I've been learning about the CGI module lately, and the book I'm using shows there are two ways you can use CGI, function-oriented or object-oriented. They say the benefit of having object-oriented is only to be able to create two CGI objects. First of all is this true, and are there any other benefits, and secondly what example is there for using two CGI objects?
I think I have found the answer to my question
http://perldoc.perl.org/CGI.html#PROGRAMMING-STYLE
Reading through the faq, an example given for multiple uses of CGI objects is I can store CGI and load previous CGI objects, which is quite useful.
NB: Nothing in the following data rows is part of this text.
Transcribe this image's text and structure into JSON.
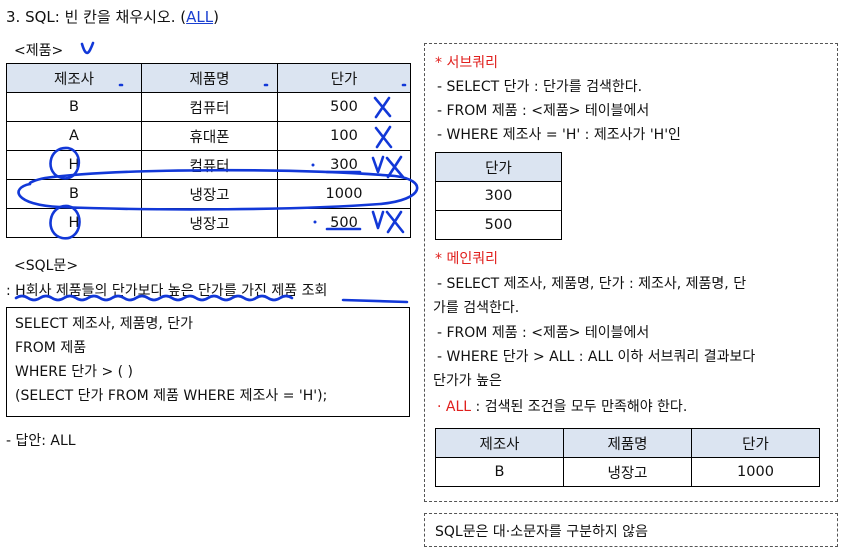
{
  "question": {
    "title": "3. SQL: 빈 칸을 채우시오. (",
    "answer_highlight": "ALL",
    "title_end": ")"
  },
  "product_label": "<제품>",
  "product_table": {
    "headers": [
      "제조사",
      "제품명",
      "단가"
    ],
    "rows": [
      [
        "B",
        "컴퓨터",
        "500"
      ],
      [
        "A",
        "휴대폰",
        "100"
      ],
      [
        "H",
        "컴퓨터",
        "300"
      ],
      [
        "B",
        "냉장고",
        "1000"
      ],
      [
        "H",
        "냉장고",
        "500"
      ]
    ]
  },
  "sql_label": "<SQL문>",
  "sql_description": ": H회사 제품들의 단가보다 높은 단가를 가진 제품 조회",
  "sql_lines": [
    "SELECT 제조사, 제품명, 단가",
    "FROM 제품",
    "WHERE 단가 > (      )",
    "(SELECT 단가 FROM 제품 WHERE 제조사 = 'H');"
  ],
  "answer": "- 답안: ALL",
  "panel": {
    "subquery_title": "* 서브쿼리",
    "subquery_lines": [
      "- SELECT 단가 : 단가를 검색한다.",
      "- FROM 제품 : <제품> 테이블에서",
      "- WHERE 제조사 = 'H' : 제조사가 'H'인"
    ],
    "subquery_table": {
      "header": "단가",
      "rows": [
        "300",
        "500"
      ]
    },
    "mainquery_title": "* 메인쿼리",
    "mainquery_lines": [
      "- SELECT 제조사, 제품명, 단가 : 제조사, 제품명, 단",
      "가를 검색한다.",
      "- FROM 제품 : <제품> 테이블에서",
      "- WHERE 단가 > ALL : ALL 이하 서브쿼리 결과보다",
      "단가가 높은"
    ],
    "all_note_prefix": "· ALL",
    "all_note_rest": " : 검색된 조건을 모두 만족해야 한다.",
    "result_table": {
      "headers": [
        "제조사",
        "제품명",
        "단가"
      ],
      "rows": [
        [
          "B",
          "냉장고",
          "1000"
        ]
      ]
    }
  },
  "note": "SQL문은 대·소문자를 구분하지 않음",
  "colors": {
    "accent_red": "#e0201e",
    "annotation_blue": "#1238d8",
    "header_bg": "#dbe4f1"
  }
}
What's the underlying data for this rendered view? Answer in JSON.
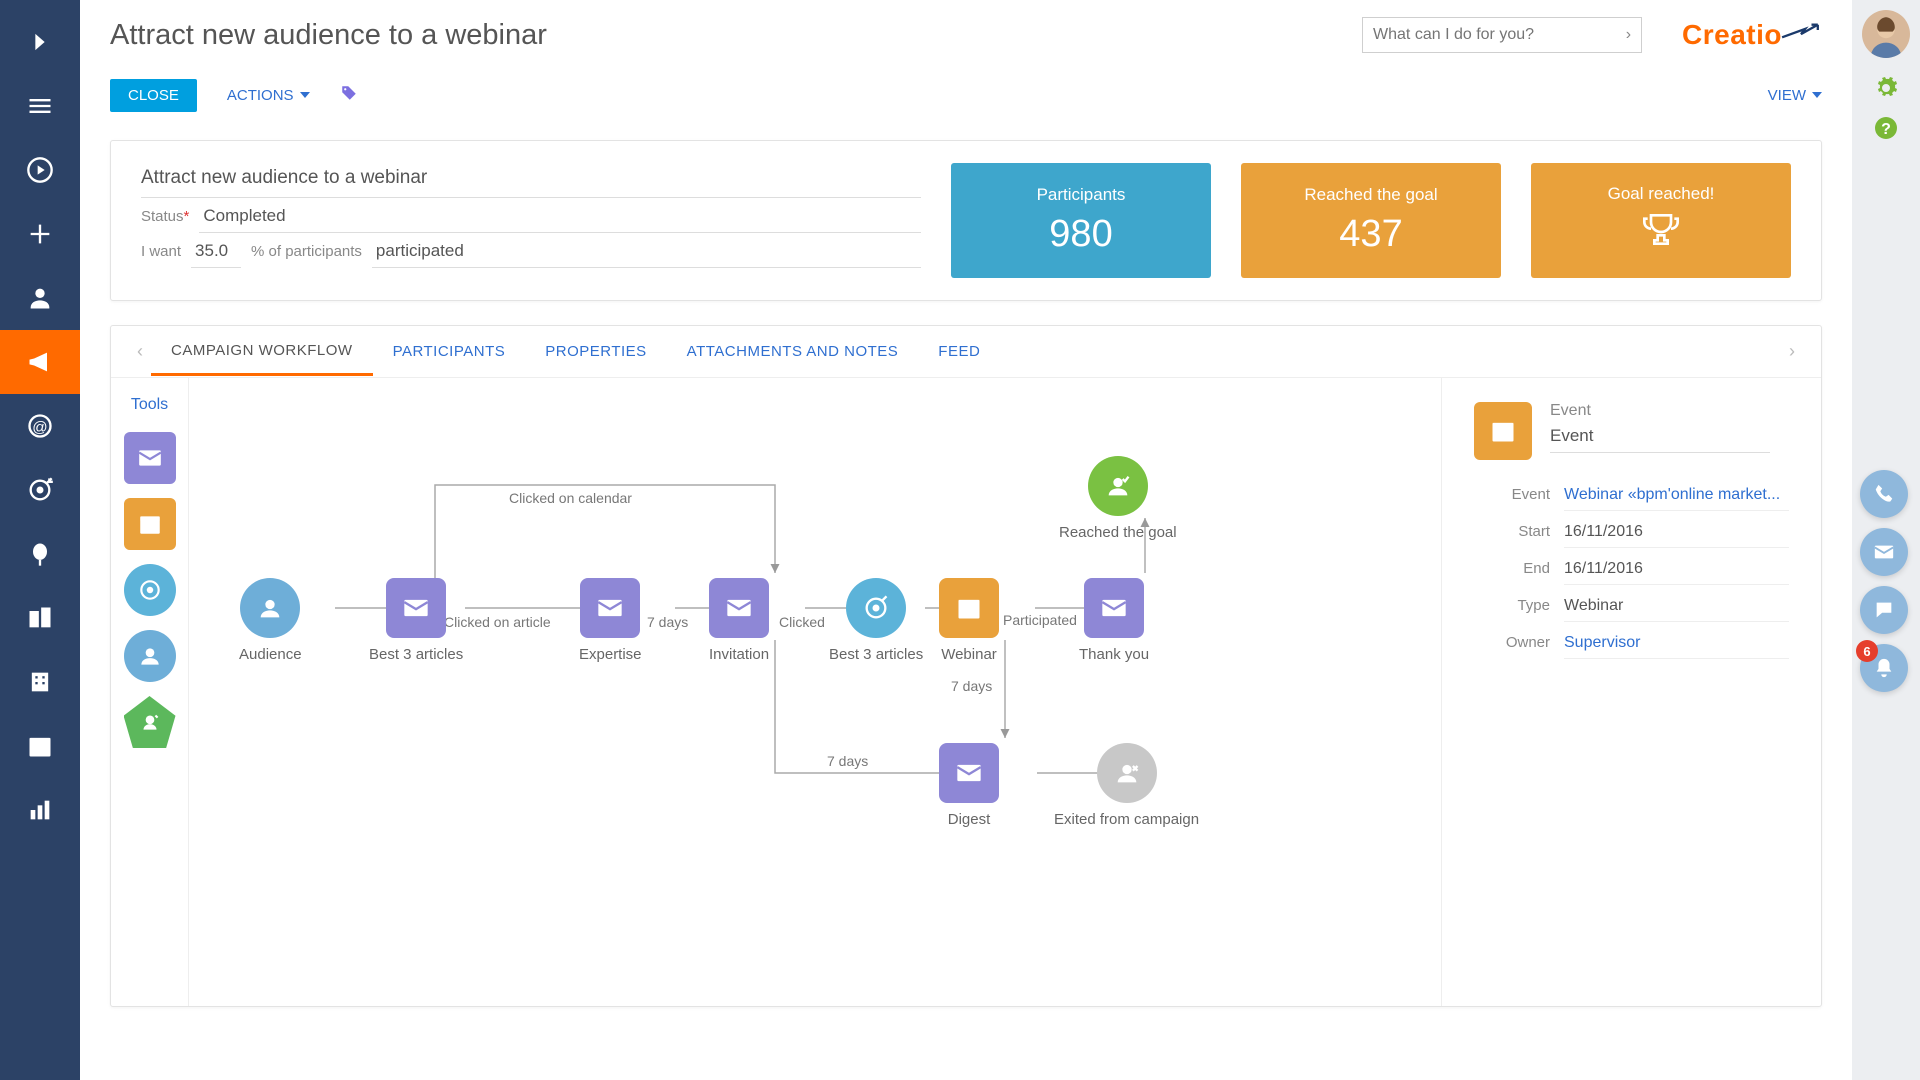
{
  "header": {
    "title": "Attract new audience to a webinar",
    "search_placeholder": "What can I do for you?",
    "logo_text": "Creatio"
  },
  "toolbar": {
    "close": "CLOSE",
    "actions": "ACTIONS",
    "view": "VIEW"
  },
  "info": {
    "name": "Attract new audience to a webinar",
    "status_label": "Status",
    "status_value": "Completed",
    "iwant_label": "I want",
    "iwant_value": "35.0",
    "pct_label": "% of participants",
    "pct_value": "participated",
    "card_participants_label": "Participants",
    "card_participants_value": "980",
    "card_reached_label": "Reached the goal",
    "card_reached_value": "437",
    "card_goal_label": "Goal reached!"
  },
  "tabs": {
    "t0": "CAMPAIGN WORKFLOW",
    "t1": "PARTICIPANTS",
    "t2": "PROPERTIES",
    "t3": "ATTACHMENTS AND NOTES",
    "t4": "FEED"
  },
  "tools_title": "Tools",
  "workflow": {
    "nodes": {
      "audience": "Audience",
      "best3a": "Best 3 articles",
      "expertise": "Expertise",
      "invitation": "Invitation",
      "best3b": "Best 3 articles",
      "webinar": "Webinar",
      "thankyou": "Thank you",
      "reached": "Reached the goal",
      "digest": "Digest",
      "exited": "Exited from campaign"
    },
    "edges": {
      "clicked_article": "Clicked on article",
      "clicked_calendar": "Clicked on calendar",
      "seven_days": "7 days",
      "clicked": "Clicked",
      "participated": "Participated"
    }
  },
  "details": {
    "header_label": "Event",
    "header_value": "Event",
    "rows": {
      "event_label": "Event",
      "event_value": "Webinar «bpm'online market...",
      "start_label": "Start",
      "start_value": "16/11/2016",
      "end_label": "End",
      "end_value": "16/11/2016",
      "type_label": "Type",
      "type_value": "Webinar",
      "owner_label": "Owner",
      "owner_value": "Supervisor"
    }
  },
  "notifications_badge": "6"
}
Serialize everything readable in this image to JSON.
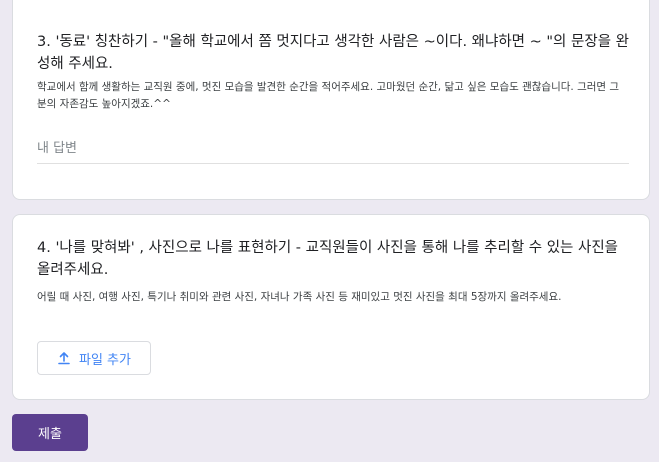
{
  "question_3": {
    "title": "3. '동료' 칭찬하기 - \"올해 학교에서 쫌 멋지다고 생각한 사람은 ~이다. 왜냐하면 ~ \"의 문장을 완성해 주세요.",
    "description": "학교에서 함께 생활하는 교직원 중에, 멋진 모습을 발견한 순간을 적어주세요. 고마웠던 순간, 닮고 싶은 모습도 괜찮습니다. 그러면 그 분의 자존감도 높아지겠죠.^^",
    "answer_placeholder": "내 답변",
    "answer_value": ""
  },
  "question_4": {
    "title": "4. '나를 맞혀봐' , 사진으로 나를 표현하기 - 교직원들이 사진을 통해 나를 추리할 수 있는 사진을 올려주세요.",
    "description": "어릴 때 사진, 여행 사진, 특기나 취미와 관련 사진, 자녀나 가족 사진 등 재미있고 멋진 사진을 최대 5장까지 올려주세요.",
    "upload_label": "파일 추가",
    "upload_icon": "upload-icon"
  },
  "submit_label": "제출",
  "colors": {
    "background": "#ece9f2",
    "card": "#ffffff",
    "accent": "#5b3f8f",
    "upload_text": "#4285f4"
  }
}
Beyond the advantages you cite I'd also point out that OOP usage of CGI.pm is much cleaner to read (at least for me) and manage than the functional version.
I also suspect it is more common so people who have to maintain your code after you (including you six months from now) will find it easier to maintain.
When I need to put together a very simple CGI script, I use the CGI module's OO interface.
I use the OOP interface because the standard, imperative interface imports a ton of symbols that may conflict with my own symbols. I don't like this, so I always prevent symbol importation. I don't use CGI;
. Instead, I use CGI ();
.
I also limit my use to generating the header and parsing parameters. I always generate HTML as HTML or better yet, use a template module like TemplateToolkit.
I strictly avoid CGI's HTML generation functions. Why?
- I (along with many other people) already know HTML, and I see no benefit in learning CGI's pseudo-html interface.
- When a script grows up and needs to be used in another environment, it is easier to extract the HTML blocks or templates and reuse them.
Don't interpret what I've written as a blanket condemnation of CGI.pm. There's plenty to love about CGI.pm. It gets content type generation right. It makes parameter parsing trivial. It is a core module. It makes command line debugging and testing easy.